The interactivity of this documentary isn’t just available to online users; for the physical installation in Salt Lake City or Park City, Utah, interactivity is still incorporated. The half-hour narrative starts at the top of every hour and the audience interacts in real time with the installation. Facial detection software, augmented reality, motion sensors, wireless trail-cams, projection and data visualization all work to enhance the experience of the story.
Bear 71 makes use of quite a bit of irony to get its point across. Using advanced equipment like motion sensors and facial detection technology to emphasize and lament how distanced we have become from nature is a bit of a contradiction. It does make you think though. Is this the new way in which the human race “interacts” with nature?
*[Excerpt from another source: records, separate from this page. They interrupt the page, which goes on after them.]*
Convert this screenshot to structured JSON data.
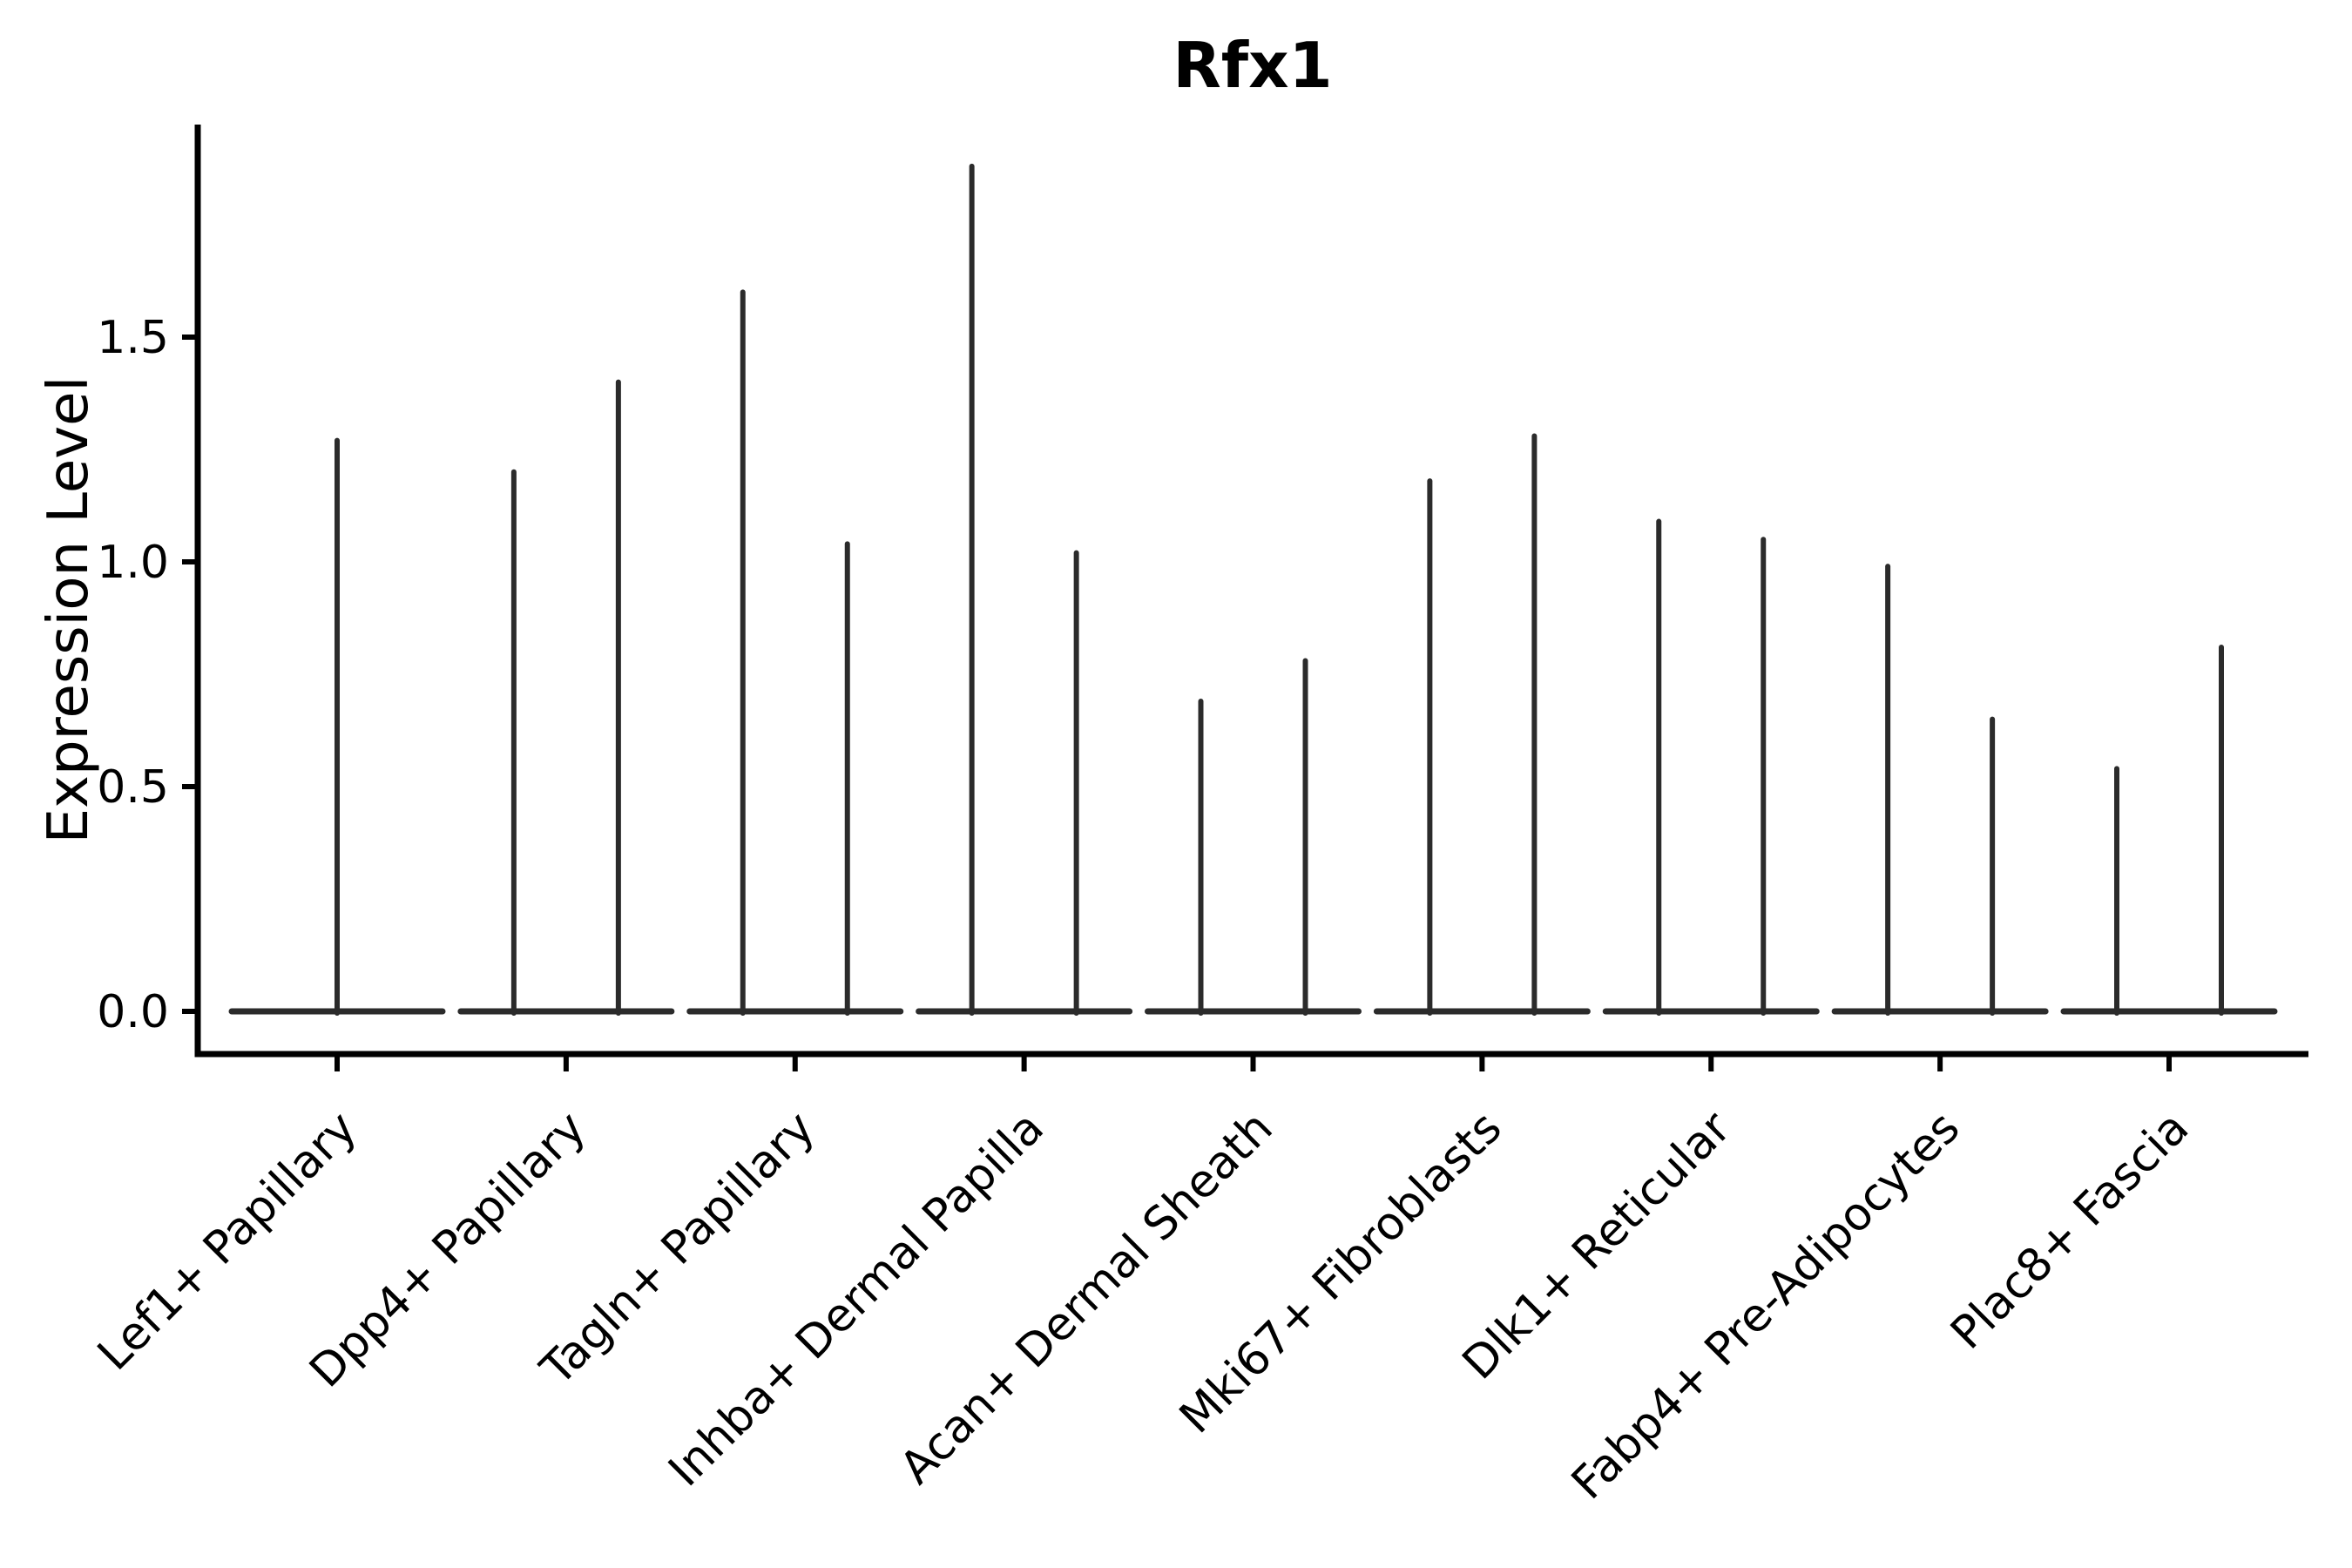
{
  "figure": {
    "background": "#ffffff"
  },
  "chart_data": {
    "type": "violin",
    "title": "Rfx1",
    "ylabel": "Expression Level",
    "xlabel": "",
    "categories": [
      "Lef1+ Papillary",
      "Dpp4+ Papillary",
      "Tagln+ Papillary",
      "Inhba+ Dermal Papilla",
      "Acan+ Dermal Sheath",
      "Mki67+ Fibroblasts",
      "Dlk1+ Reticular",
      "Fabp4+ Pre-Adipocytes",
      "Plac8+ Fascia"
    ],
    "max_expression": [
      [
        1.27
      ],
      [
        1.2,
        1.4
      ],
      [
        1.6,
        1.04
      ],
      [
        1.88,
        1.02
      ],
      [
        0.69,
        0.78
      ],
      [
        1.18,
        1.28
      ],
      [
        1.09,
        1.05
      ],
      [
        0.99,
        0.65
      ],
      [
        0.54,
        0.81
      ]
    ],
    "yticks": [
      0.0,
      0.5,
      1.0,
      1.5
    ],
    "ylim": [
      -0.09,
      1.97
    ],
    "grid": false,
    "legend": "none",
    "notes": "Sparse single-cell expression violins: wide flat base at 0 with thin spikes up to the max expression per violin; first category has a single centered violin, all others have two side-by-side violins",
    "colors": {
      "violin": "#2b2b2b",
      "axis": "#000000",
      "text": "#000000",
      "background": "#ffffff"
    }
  }
}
Sure, in this age of smartphones and global connectivity, we keep tabs on nature more than ever before but keeping tabs isn’t the same as living in harmony with our environment. In fact, as Bear 71 so clearly points out, the opposite may be true. As we rely more and more on technology in our lives, we may grow more and more distanced from our natural surroundings.
The Bear 71 online documentary can be found online at nfb.ca/bear71.